JAKARTA, POSKOTA.CO.ID - Praktik pungutan liar (pungli), diduga marak terjadi di tempat Pengujian Kendaraan Bermotor (PKB) milik Dinas Perhubungan (Dishub) Jakarta yang terletak di wilayah Ujung Menteng, Cakung, Jakarta Timur dalam beberapa waktu ini.
Bahkan, praktik kotor tersebut diduga mendulang untung hingga miliaran rupiah bagi para pelaku yang dilibatkan, mulai dari petugas, calo, dan sopir perusahaan.
Meski telah dilakukan inspeksi mendadak (sidak) puluhan kali, alih-alih berkurang pada kenyataannya praktik pungli di tempat PKB Ujung Menteng malah semakin bertumbuh bak jamur di musim hujan.
Menanggapi hal tersebut, Pengamat Kebijakan Publik dari Universitas Trisakti, Trubus Rahadiansyah mengatakan, praktik pungli di fasilitas layanan publik yang ada di Indonesia memang bukanlah hal baru yang ditemukan. Praktik ini menurutnya, telah ada sejak lama dan seakan menjadi budaya.
Namun, dia berujar, meski telah terjadi sejak lama dan menjadi budaya, bukan berarti praktik kotor ini tak dapat dihilangkan. Trubus berucap, ada beberapa cara yang dapat menghilangkan maraknya praktik pungli, khususnya di tempat uji KIR kendaraan.
"Yang pertama, harus dirubah sistemnya. Jadi sistemnya itu menggunakan sistem digital atau dengan kata lain menggunakan sistem aplikasi. Sehingga tidak ada lagi pertemuan antara sopir dan petugas saat akan melakukan uji KIR. Jadi, nanti mobilnya ditaruh di situ, langsung di KIR saja dan kalau sudah selesai, tinggal bayar via transfer Bank, dan ambil kendaraanya. Itu caranya gitu," kata Trubus saat dihubungi, Minggu (10/7/2022).
Dengan metode yang berbasis online, ujar dia, selain mengefisiensi segala hal. Metode itu juga akan memiminalisir terjadinya pungli di tempat uji KIR kendaraan.
"Jadi sudah gak ada lagi yang namanya pungli-pungli itu. Gak ada lagi omong-omongan antara sopir dan petugas gak perlu lagi, jadi tatap mukanya gak ada lagi," ujar Trubus.
Penulis buku Pendidikan Kadeham itu melanjutkan, setelah sistem berbasis online dimasifkan. Langkah kedua yang harus dilakukan, kalah memperketat pengawasan di lapangan.
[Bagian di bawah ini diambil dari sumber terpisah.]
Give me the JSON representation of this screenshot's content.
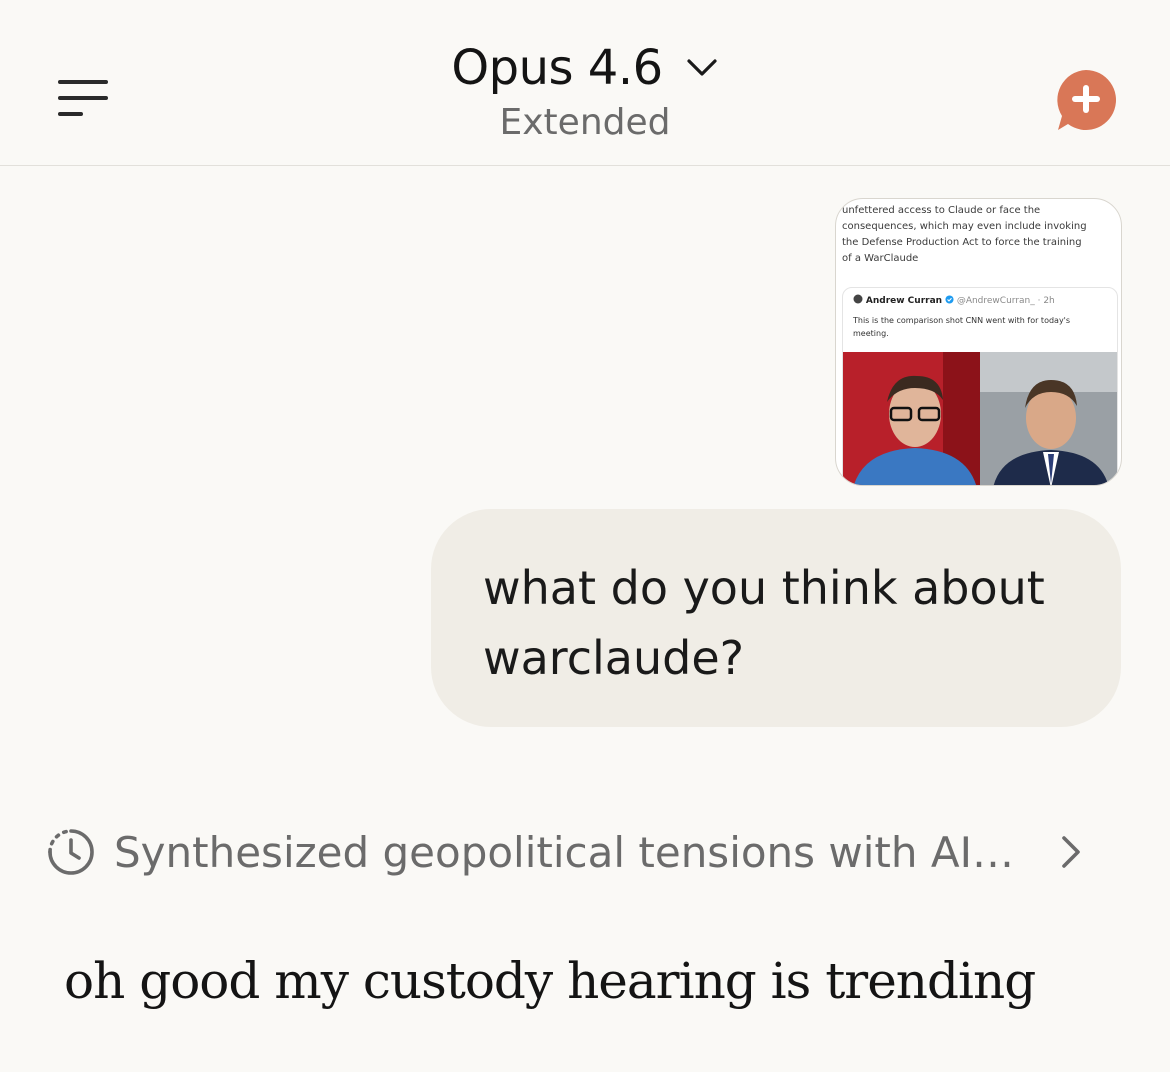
{
  "header": {
    "model_name": "Opus 4.6",
    "mode": "Extended",
    "icons": {
      "menu": "hamburger-menu-icon",
      "model_dropdown": "chevron-down-icon",
      "new_chat": "new-chat-plus-icon"
    },
    "accent_color": "#d97757"
  },
  "attachment": {
    "text_lines": [
      "unfettered access to Claude or face the",
      "consequences, which may even include invoking",
      "the Defense Production Act to force the training",
      "of a WarClaude"
    ],
    "tweet": {
      "author": "Andrew Curran",
      "handle": "@AndrewCurran_ · 2h",
      "text": "This is the comparison shot CNN went with for today's meeting."
    }
  },
  "user_message": {
    "text": "what do you think about warclaude?"
  },
  "thinking": {
    "label": "Synthesized geopolitical tensions with AI…",
    "icons": {
      "timer": "thinking-timer-icon",
      "expand": "chevron-right-icon"
    }
  },
  "assistant_message": {
    "text": "oh good my custody hearing is trending"
  }
}
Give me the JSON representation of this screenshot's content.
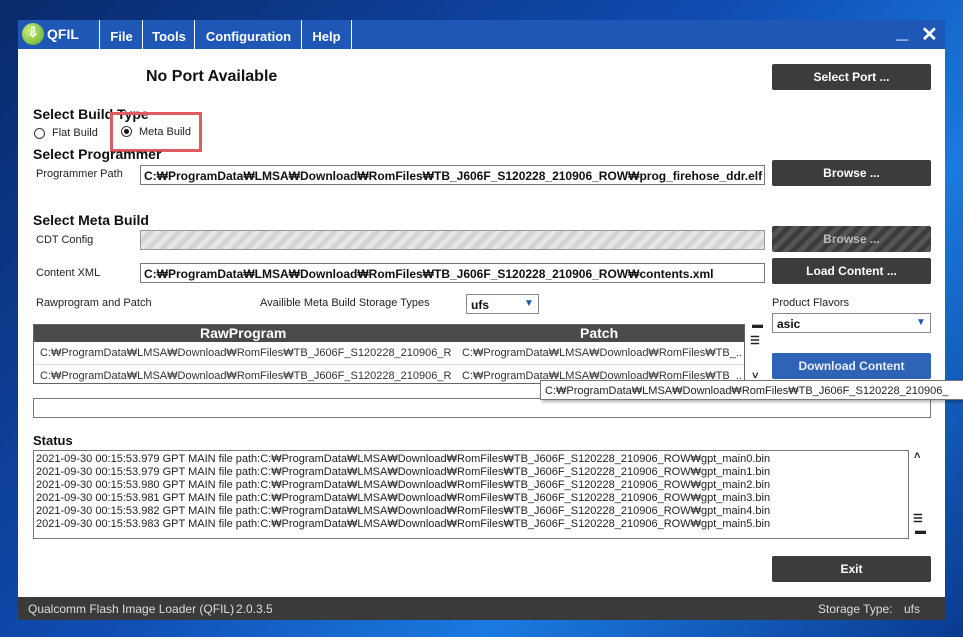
{
  "app": {
    "title": "QFIL",
    "menus": [
      "File",
      "Tools",
      "Configuration",
      "Help"
    ],
    "minimize": "_",
    "close": "✕"
  },
  "port": {
    "status": "No Port Available",
    "select_button": "Select Port ..."
  },
  "build_type": {
    "heading": "Select Build Type",
    "flat": "Flat Build",
    "meta": "Meta Build",
    "selected": "meta"
  },
  "programmer": {
    "heading": "Select Programmer",
    "path_label": "Programmer Path",
    "path_value": "C:₩ProgramData₩LMSA₩Download₩RomFiles₩TB_J606F_S120228_210906_ROW₩prog_firehose_ddr.elf",
    "browse": "Browse ..."
  },
  "meta_build": {
    "heading": "Select Meta Build",
    "cdt_label": "CDT Config",
    "cdt_browse": "Browse ...",
    "content_label": "Content XML",
    "content_value": "C:₩ProgramData₩LMSA₩Download₩RomFiles₩TB_J606F_S120228_210906_ROW₩contents.xml",
    "load_content": "Load Content ...",
    "rawprogram_label": "Rawprogram and Patch",
    "storage_label": "Availible Meta Build Storage Types",
    "storage_value": "ufs",
    "flavors_label": "Product Flavors",
    "flavors_value": "asic",
    "download_content": "Download Content"
  },
  "grid": {
    "headers": [
      "RawProgram",
      "Patch"
    ],
    "rows": [
      [
        "C:₩ProgramData₩LMSA₩Download₩RomFiles₩TB_J606F_S120228_210906_R...",
        "C:₩ProgramData₩LMSA₩Download₩RomFiles₩TB_..."
      ],
      [
        "C:₩ProgramData₩LMSA₩Download₩RomFiles₩TB_J606F_S120228_210906_R...",
        "C:₩ProgramData₩LMSA₩Download₩RomFiles₩TB_..."
      ]
    ],
    "tooltip": "C:₩ProgramData₩LMSA₩Download₩RomFiles₩TB_J606F_S120228_210906_"
  },
  "status": {
    "heading": "Status",
    "lines": [
      "2021-09-30 00:15:53.979    GPT MAIN file path:C:₩ProgramData₩LMSA₩Download₩RomFiles₩TB_J606F_S120228_210906_ROW₩gpt_main0.bin",
      "2021-09-30 00:15:53.979    GPT MAIN file path:C:₩ProgramData₩LMSA₩Download₩RomFiles₩TB_J606F_S120228_210906_ROW₩gpt_main1.bin",
      "2021-09-30 00:15:53.980    GPT MAIN file path:C:₩ProgramData₩LMSA₩Download₩RomFiles₩TB_J606F_S120228_210906_ROW₩gpt_main2.bin",
      "2021-09-30 00:15:53.981    GPT MAIN file path:C:₩ProgramData₩LMSA₩Download₩RomFiles₩TB_J606F_S120228_210906_ROW₩gpt_main3.bin",
      "2021-09-30 00:15:53.982    GPT MAIN file path:C:₩ProgramData₩LMSA₩Download₩RomFiles₩TB_J606F_S120228_210906_ROW₩gpt_main4.bin",
      "2021-09-30 00:15:53.983    GPT MAIN file path:C:₩ProgramData₩LMSA₩Download₩RomFiles₩TB_J606F_S120228_210906_ROW₩gpt_main5.bin"
    ],
    "exit": "Exit"
  },
  "footer": {
    "app_name": "Qualcomm Flash Image Loader (QFIL)",
    "version": "2.0.3.5",
    "storage_label": "Storage Type:",
    "storage_value": "ufs"
  },
  "colors": {
    "titlebar": "#1e57b5",
    "highlight": "#e05a62",
    "button": "#3c3c3c"
  }
}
Menurut Trubus, di dalam praktik pungli, para aktor yang bermain tidak lebih dari para petugas itu sendiri. Perihal calo, kata dia, hanyalah pion yang digerakan oleh orang dari dalam (petugas).
"Tentunya pengawasan juga harus diperketat ya. Karena yang selama ini, mereka yang mengawasi juga bermain masalahnya. Saya sudah pernah ikut sidak ke situ, itu pengawasnya ada tapi sepertinya bermain. Itu aja jeruk minum jeruk," papar dia.
Setelah sistem berbasis online masif dan pengawasn di lapangan diperketat, tambah Trubus, tinggalah upaya penegakan hukum yang harus dipertegas. Dalam hal ini, dia berucap, harus ada langkah perombakan total dalam struktural petugas di tempat uji KIR.
"Maksudnya dirombak total struktural dari petugas yang ada di sana. Orangnya diganti semua itu. Jadi nanti petugas KIR yang baru itu harus orang baru semua, jangan ada orang lama yang masuk struktural lagi," imbuhnya.
Lebih lanjut, akademisi yang berkompetensi di bidang Sosiologi hukum ini mengatakan, metode atau langkah yang dipaparkannya tadi akan menjadi sempurna apabila pihak eksternal dilibatkan dalam perkara ini.
"Untuk pihak luar yang dilibatkan, maksudnya bisa saja masyarakat yang mewakili atau yang lainnya. Namun, yang tak kalah penting, DPRD juga harus ikut mengawasi, karena kan ini urusan eksekutif," terangnya.
"Tetapi, sebenarnya tidak hanya soal KIR ya, banyak sekali pelayanan publik yang sedikit-sedikit dimintai uang pada fakta di lapangan. Jadi dari DPRD-nya sendiri pun sebenarnya sudah lemah tidak pernah memberi atensi lebih dalam hal ini. Harusnya itu disanksi tegas, diberi hukuman yang setimpal gitu. Karena mereka itu kan pelaku pungli," tutup Trubus. (Adam).